The trouble is that tens of thousands of people have died and this ‘my sources say’ approach is demonstrably not an adequate way to cover or reflect this.

We have someone (Cummings) who holds Parliament and pretty much everything and everyone else in contempt, relaying his questionable version of events to tame journalists who he knows will just repeat it uncritically – because they love to be able to say to their audiences ‘look at me! aren’t I well connected?’. He works for someone who has been sacked twice for lying (Boris Johnson). But the journalists rarely – if ever – caveat what they’ve been told. There is no cautionary context provided. This approach might work with politicians who care about telling the truth but it is not going to work now.

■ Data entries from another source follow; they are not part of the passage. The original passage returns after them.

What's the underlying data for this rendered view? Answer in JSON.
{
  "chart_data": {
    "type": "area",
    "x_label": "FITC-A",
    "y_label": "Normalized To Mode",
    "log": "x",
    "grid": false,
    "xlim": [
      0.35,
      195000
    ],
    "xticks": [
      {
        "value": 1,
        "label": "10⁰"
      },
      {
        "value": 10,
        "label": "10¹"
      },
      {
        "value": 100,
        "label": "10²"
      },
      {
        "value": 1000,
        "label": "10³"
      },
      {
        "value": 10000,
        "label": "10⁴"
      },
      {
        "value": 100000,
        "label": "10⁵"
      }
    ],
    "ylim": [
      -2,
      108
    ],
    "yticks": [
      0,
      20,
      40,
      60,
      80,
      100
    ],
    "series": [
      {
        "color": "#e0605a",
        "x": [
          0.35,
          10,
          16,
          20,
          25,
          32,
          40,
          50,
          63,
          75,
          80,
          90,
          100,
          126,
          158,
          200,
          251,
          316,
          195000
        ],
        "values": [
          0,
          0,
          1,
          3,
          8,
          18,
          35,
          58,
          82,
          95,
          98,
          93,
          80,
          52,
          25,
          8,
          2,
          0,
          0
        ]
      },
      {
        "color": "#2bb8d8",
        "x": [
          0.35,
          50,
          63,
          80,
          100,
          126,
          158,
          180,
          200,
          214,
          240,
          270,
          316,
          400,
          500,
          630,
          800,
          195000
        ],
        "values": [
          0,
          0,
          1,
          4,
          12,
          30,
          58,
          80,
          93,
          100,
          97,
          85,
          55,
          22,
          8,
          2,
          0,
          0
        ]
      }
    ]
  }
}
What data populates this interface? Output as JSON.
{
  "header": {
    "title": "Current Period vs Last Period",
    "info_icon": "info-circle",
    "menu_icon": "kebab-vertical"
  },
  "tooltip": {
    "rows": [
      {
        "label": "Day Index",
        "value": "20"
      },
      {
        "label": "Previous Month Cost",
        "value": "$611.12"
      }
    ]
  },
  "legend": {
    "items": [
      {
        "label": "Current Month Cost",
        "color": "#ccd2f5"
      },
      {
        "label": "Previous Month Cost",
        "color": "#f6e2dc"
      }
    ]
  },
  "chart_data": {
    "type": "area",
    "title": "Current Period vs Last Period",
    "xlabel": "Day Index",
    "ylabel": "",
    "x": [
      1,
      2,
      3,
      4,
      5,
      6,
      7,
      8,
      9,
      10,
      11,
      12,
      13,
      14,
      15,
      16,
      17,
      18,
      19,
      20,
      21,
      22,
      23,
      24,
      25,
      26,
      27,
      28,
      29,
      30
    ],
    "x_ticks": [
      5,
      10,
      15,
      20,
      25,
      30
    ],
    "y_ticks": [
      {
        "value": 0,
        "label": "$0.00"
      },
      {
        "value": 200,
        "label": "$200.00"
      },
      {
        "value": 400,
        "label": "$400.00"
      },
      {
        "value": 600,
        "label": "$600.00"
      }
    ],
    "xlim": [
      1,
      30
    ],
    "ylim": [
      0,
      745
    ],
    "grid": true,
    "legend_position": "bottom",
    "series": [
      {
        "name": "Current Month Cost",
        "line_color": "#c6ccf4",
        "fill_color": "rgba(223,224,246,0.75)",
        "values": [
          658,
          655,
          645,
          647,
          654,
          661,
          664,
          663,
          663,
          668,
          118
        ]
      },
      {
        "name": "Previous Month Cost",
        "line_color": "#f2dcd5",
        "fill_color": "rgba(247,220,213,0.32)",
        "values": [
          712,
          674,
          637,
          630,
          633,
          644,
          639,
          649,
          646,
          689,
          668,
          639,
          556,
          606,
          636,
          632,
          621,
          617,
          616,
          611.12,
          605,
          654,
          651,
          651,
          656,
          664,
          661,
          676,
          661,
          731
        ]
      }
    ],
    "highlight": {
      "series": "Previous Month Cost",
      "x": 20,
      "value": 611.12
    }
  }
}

Some within the BBC are rejecting this model of ‘journalism’ and are living up to the highest ideals –those like Newsnight’s Emily Maitlis. She began her introduction to Tuesday’s programme by stating that “Dominic Cummings broke the rules – the country can see that and it’s shocked the Government cannot. The longer ministers and the Prime Minister insist he worked within them, the more angry the response to the scandal is likely to be… He made those who struggled to keep to the rules feel like fools, and has allowed many more to assume they can flout them”.

Many powerful people don’t like hearing the truth, but she was upholding the tradition of Orwell and Dimbleby. But complaints followed and BBC managers upheld the traditions of BBC managers by immediately caving in, reprimanding her.

I am sad to say that much of the BBC’s domestic political coverage, particularly from some of its ‘star names’, is simply not good enough. And it is actually a betrayal of those fine journalists around the world who believe in telling the truth and holding power to account. Most of all, it is an insult to the BBC’s audience, who rely on the corporation to tell them the truth.

There are signs that the penny may be beginning to drop – but it is very, very late in the day.